Nance's arguments to the contrary, while appropriately made to a jury, are unconvincing here.   For example, Nance argues that the shirt found on Ms. Heath's body was not inside out.   Given the location of the tear or cut in the shirt's shoulder, a reasonable juror could have concluded that the shirt was inside out when the body was found.   On the body, the tear appeared on the right shoulder. After the shirt was removed and turned right-side in, the tear was to the left shoulder of the shirt.   And an officer who saw the body at the scene, as well as the medical examiner who received the body from the crime scene, testified that the shirt was inside out.   Defense counsel made arguments to the contrary at trial, to no avail.

Nance argues that the sanitary napkin found with the panties establishes that the evidence is insufficient under Jackson.   The medical examiner testified that the sanitary napkin “was present” and that the panties were on inside out.   Defense counsel argued that, given the presence of the sanitary napkin, there was no inference that Nance ever removed those panties;  Ms. Heath simply put them on inside out earlier that day.   The prosecutor did not argue to the contrary, admitting in closing that sometimes “those kind of mistakes may have been made in dressing.”   Nance places a great deal of emphasis on the medical examiner's report that stated more specifically that the sanitary napkin was in the panties and over the body's genitalia.   But that evidence was never offered in the trial court.   It is therefore beyond our Jackson review.  Herrera v. Collins, 506 U.S. 390, 402, 113 S.Ct. 853, 122 L.Ed.2d 203 (1993).   And, in any event, we are not convinced that the jury drew the conclusion that Nance says it drew-that he removed Ms. Heath's panties.

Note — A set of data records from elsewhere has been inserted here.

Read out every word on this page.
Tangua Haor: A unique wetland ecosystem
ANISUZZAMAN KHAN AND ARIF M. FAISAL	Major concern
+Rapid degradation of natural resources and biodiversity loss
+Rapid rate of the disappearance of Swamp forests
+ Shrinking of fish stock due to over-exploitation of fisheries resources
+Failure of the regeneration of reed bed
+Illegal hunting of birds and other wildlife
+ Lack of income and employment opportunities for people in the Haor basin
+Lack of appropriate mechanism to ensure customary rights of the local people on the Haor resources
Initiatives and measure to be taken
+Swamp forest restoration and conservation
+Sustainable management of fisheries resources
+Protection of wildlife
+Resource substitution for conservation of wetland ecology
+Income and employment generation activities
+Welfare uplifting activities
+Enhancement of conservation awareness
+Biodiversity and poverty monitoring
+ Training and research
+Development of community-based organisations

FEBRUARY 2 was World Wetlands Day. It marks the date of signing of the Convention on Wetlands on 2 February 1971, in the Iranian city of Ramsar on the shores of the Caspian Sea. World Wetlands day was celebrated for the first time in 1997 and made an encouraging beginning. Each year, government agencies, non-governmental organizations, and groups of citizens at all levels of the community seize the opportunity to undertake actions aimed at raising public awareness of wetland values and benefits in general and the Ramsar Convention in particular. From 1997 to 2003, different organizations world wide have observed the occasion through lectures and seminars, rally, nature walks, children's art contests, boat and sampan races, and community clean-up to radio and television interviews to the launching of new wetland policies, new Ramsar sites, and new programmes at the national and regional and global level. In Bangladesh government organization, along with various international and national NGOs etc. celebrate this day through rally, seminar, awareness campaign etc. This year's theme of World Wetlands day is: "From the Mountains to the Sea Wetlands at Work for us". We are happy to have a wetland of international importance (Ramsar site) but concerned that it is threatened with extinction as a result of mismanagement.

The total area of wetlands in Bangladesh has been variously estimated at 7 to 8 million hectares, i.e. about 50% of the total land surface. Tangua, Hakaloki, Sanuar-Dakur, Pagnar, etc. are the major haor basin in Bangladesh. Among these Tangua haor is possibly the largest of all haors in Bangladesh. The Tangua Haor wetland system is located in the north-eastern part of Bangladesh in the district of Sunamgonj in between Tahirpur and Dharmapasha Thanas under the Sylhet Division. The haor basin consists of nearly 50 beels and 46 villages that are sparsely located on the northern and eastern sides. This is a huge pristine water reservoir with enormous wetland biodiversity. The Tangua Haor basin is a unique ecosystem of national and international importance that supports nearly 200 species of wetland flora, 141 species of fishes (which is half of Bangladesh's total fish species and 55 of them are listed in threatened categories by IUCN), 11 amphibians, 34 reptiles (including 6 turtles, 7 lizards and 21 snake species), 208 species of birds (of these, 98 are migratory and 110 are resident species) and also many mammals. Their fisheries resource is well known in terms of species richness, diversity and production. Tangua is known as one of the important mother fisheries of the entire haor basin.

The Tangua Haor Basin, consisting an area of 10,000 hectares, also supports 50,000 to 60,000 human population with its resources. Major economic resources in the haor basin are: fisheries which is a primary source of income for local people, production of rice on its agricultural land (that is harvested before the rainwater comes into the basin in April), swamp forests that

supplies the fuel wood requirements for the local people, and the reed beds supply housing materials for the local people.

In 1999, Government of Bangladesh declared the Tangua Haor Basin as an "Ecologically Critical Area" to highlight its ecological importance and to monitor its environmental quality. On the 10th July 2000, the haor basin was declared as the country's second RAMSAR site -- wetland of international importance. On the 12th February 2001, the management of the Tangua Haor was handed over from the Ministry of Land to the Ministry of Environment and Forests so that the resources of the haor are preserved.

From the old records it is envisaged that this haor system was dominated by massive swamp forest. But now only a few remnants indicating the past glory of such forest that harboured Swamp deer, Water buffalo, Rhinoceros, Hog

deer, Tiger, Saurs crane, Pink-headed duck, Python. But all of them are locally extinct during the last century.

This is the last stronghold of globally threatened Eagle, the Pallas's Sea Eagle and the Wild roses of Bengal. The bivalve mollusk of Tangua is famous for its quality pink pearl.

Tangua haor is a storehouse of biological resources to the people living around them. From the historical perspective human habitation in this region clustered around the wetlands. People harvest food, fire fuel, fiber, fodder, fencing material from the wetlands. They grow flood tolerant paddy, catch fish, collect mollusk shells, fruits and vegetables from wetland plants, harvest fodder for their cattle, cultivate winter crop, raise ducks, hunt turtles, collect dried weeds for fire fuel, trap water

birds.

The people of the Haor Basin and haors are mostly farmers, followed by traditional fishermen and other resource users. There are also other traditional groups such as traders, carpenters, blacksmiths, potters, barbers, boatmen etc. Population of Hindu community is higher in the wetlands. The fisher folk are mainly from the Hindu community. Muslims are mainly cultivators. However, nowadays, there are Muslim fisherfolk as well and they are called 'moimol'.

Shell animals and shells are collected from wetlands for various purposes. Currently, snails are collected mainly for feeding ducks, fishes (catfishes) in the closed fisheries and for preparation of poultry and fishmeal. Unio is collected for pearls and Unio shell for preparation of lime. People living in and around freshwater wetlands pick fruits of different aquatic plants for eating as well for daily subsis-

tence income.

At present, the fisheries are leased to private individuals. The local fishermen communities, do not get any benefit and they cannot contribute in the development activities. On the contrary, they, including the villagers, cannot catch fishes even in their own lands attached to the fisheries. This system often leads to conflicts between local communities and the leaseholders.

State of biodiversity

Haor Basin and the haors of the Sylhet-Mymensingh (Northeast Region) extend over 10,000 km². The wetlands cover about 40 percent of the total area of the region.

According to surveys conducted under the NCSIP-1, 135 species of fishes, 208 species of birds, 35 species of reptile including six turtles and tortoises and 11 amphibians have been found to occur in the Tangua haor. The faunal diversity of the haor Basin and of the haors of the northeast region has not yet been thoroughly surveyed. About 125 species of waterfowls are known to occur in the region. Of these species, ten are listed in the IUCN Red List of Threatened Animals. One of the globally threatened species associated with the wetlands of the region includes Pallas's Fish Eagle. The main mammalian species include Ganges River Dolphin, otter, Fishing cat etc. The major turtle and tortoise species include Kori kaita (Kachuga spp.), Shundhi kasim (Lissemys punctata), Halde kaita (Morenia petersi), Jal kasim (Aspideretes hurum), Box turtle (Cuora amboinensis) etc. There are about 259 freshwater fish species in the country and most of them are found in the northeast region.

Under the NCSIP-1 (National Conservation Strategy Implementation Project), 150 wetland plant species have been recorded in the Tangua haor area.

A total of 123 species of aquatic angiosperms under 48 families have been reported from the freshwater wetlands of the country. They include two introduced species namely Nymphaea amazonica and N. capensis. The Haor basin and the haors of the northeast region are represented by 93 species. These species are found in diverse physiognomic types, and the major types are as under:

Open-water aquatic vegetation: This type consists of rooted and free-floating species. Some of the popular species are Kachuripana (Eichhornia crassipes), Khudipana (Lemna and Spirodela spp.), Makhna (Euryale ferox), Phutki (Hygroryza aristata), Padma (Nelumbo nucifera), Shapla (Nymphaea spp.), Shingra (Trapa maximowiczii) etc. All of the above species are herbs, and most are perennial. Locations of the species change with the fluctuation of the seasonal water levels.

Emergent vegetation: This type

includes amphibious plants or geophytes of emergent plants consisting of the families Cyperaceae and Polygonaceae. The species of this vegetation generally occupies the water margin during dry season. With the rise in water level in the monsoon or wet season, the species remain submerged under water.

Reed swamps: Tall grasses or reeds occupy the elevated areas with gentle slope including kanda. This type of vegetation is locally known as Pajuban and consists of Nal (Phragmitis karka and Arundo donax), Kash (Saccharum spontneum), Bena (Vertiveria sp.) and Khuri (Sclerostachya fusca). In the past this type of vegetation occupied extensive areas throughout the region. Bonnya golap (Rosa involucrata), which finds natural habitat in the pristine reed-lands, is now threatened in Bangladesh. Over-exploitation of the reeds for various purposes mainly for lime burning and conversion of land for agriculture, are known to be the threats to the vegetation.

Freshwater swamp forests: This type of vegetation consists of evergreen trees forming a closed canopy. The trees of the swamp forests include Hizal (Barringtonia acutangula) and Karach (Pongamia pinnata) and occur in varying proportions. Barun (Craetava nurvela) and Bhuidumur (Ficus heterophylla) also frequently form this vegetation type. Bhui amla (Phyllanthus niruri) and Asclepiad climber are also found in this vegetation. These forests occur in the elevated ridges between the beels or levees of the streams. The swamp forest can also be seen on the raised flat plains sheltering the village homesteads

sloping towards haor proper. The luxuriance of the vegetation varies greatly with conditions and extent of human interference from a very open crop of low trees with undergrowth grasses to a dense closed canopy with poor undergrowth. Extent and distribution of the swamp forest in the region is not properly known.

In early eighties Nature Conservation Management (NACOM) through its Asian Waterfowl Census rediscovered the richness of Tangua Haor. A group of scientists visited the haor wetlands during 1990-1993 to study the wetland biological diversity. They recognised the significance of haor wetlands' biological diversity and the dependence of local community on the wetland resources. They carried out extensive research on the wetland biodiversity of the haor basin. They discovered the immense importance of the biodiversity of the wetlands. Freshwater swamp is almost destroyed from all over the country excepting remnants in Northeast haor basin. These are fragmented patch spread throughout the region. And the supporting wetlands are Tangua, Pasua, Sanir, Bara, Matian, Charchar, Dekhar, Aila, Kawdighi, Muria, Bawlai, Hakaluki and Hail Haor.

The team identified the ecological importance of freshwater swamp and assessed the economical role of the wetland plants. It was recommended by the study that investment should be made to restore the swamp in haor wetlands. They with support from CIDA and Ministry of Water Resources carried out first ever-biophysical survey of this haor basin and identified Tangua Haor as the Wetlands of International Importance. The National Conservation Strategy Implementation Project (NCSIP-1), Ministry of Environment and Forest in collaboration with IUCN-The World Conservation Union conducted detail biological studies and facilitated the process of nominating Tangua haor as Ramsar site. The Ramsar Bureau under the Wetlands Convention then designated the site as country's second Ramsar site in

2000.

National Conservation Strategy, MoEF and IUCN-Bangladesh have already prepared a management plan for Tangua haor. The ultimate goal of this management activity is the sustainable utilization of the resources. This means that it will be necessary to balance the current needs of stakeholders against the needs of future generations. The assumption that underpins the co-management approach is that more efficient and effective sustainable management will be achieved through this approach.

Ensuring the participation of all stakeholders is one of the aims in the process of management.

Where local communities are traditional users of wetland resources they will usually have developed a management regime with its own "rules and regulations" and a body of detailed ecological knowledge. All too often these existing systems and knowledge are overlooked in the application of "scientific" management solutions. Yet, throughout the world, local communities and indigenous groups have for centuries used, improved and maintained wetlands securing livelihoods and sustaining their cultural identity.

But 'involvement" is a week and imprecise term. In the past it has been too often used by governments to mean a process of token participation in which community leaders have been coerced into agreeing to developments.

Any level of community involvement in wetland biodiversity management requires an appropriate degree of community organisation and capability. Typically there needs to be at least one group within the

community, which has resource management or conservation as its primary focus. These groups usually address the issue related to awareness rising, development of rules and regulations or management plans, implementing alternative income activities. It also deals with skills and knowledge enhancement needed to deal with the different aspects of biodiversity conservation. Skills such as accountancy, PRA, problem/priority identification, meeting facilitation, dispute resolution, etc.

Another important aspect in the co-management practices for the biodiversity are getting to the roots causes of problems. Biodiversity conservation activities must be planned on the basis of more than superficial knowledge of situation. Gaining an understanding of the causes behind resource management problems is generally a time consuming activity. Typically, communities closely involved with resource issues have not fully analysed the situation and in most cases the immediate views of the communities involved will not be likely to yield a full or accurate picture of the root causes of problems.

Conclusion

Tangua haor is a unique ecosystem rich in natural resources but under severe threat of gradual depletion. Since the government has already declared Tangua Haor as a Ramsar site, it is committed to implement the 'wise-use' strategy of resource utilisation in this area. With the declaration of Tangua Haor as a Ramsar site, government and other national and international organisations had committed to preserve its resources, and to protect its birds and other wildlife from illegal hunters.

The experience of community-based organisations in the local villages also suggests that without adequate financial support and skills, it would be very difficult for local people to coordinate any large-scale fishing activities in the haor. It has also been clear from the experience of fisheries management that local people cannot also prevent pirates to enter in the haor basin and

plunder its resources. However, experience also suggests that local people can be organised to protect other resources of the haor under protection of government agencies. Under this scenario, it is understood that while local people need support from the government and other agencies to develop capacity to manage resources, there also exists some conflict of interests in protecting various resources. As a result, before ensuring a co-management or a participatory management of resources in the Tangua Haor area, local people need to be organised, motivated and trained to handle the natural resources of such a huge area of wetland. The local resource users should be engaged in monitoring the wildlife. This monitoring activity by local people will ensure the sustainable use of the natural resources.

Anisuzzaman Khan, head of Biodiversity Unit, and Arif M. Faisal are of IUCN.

After reviewing the record with the appropriate level of deference, we conclude there was no error under Jackson.   Nance also appears to argue that Dr. Diner's report “casts further doubt on the State's theory that Nance attempted to rape Ms. Heath.”   Appellant's Br. at 9. This evidence also was never presented to the jury;  thus, it has no place in our Jackson analysis.  Herrera, 506 U.S. at 402, 113 S.Ct. 853.


 Next, Nance claims his trial counsel were ineffective in the guilt phase of his trial.   First, he argues that they failed to investigate, present, and argue evidence of Nance's innocence of attempted rape.   The district court held that this guilt-phase ineffective-assistance-of-counsel claim was procedurally defaulted because it had never been presented to the state courts.   The State has waived exhaustion.   Nance argues that Dr. Diner's report should excuse the procedural default under Schlup v. Delo, 513 U.S. 298, 115 S.Ct. 851, 130 L.Ed.2d 808 (1995).   We disagree.

Schlup allows a petitioner to raise a “gateway claim of actual innocence,” Amrine v. Bowersox, 238 F.3d 1023, 1029 (8th Cir.2001), that, if established, will allow him to present otherwise procedurally defaulted claims to the federal habeas court.   But the Schlup standard is quite high;  the petitioner must come forward with new reliable evidence that was not available at trial, id., and he must show that “it is more likely than not that no reasonable juror would have convicted him in the light of the new evidence.”   Schlup, 513 U.S. at 327, 115 S.Ct. 851 (adopting the Murray v. Carrier, 477 U.S. 478, 106 S.Ct. 2639, 91 L.Ed.2d 397 (1986), standard).   The sort of evidence that cannot be used for a Schlup gateway claim includes “evidence [that] could have been discovered earlier in the exercise of due diligence.”   Cornell v. Nix, 976 F.2d 376, 380 (8th Cir.1992) (en banc);  accord Meadows v. Delo, 99 F.3d 280, 282 (8th Cir.1996).

Nance's evidence is simply not new.   His statements to Dr. Diner amount to a self-written affidavit, even though it is embodied in Dr. Diner's report.   Conveniently, this affidavit does cast some doubt on an attempted-rape theory because the implications of Nance regarding Ms. Heath as HIV-positive draw into question whether he had the requisite intent to rape her.   But even assuming this is true, all of this information was available to Nance at trial, on direct appeal, and throughout his post-conviction proceedings.   Nance has provided no evidence of any sort of impediment to his ability to recall this information.   And he does not challenge his competency at trial, including his ability to aid in his own defense.   See Drope v. Missouri, 420 U.S. 162, 171, 95 S.Ct. 896, 43 L.Ed.2d 103 (1975) (stating that competency to stand trial includes the ability to aid in one's own defense).   So he cannot now try to excuse a procedural default under Schlup.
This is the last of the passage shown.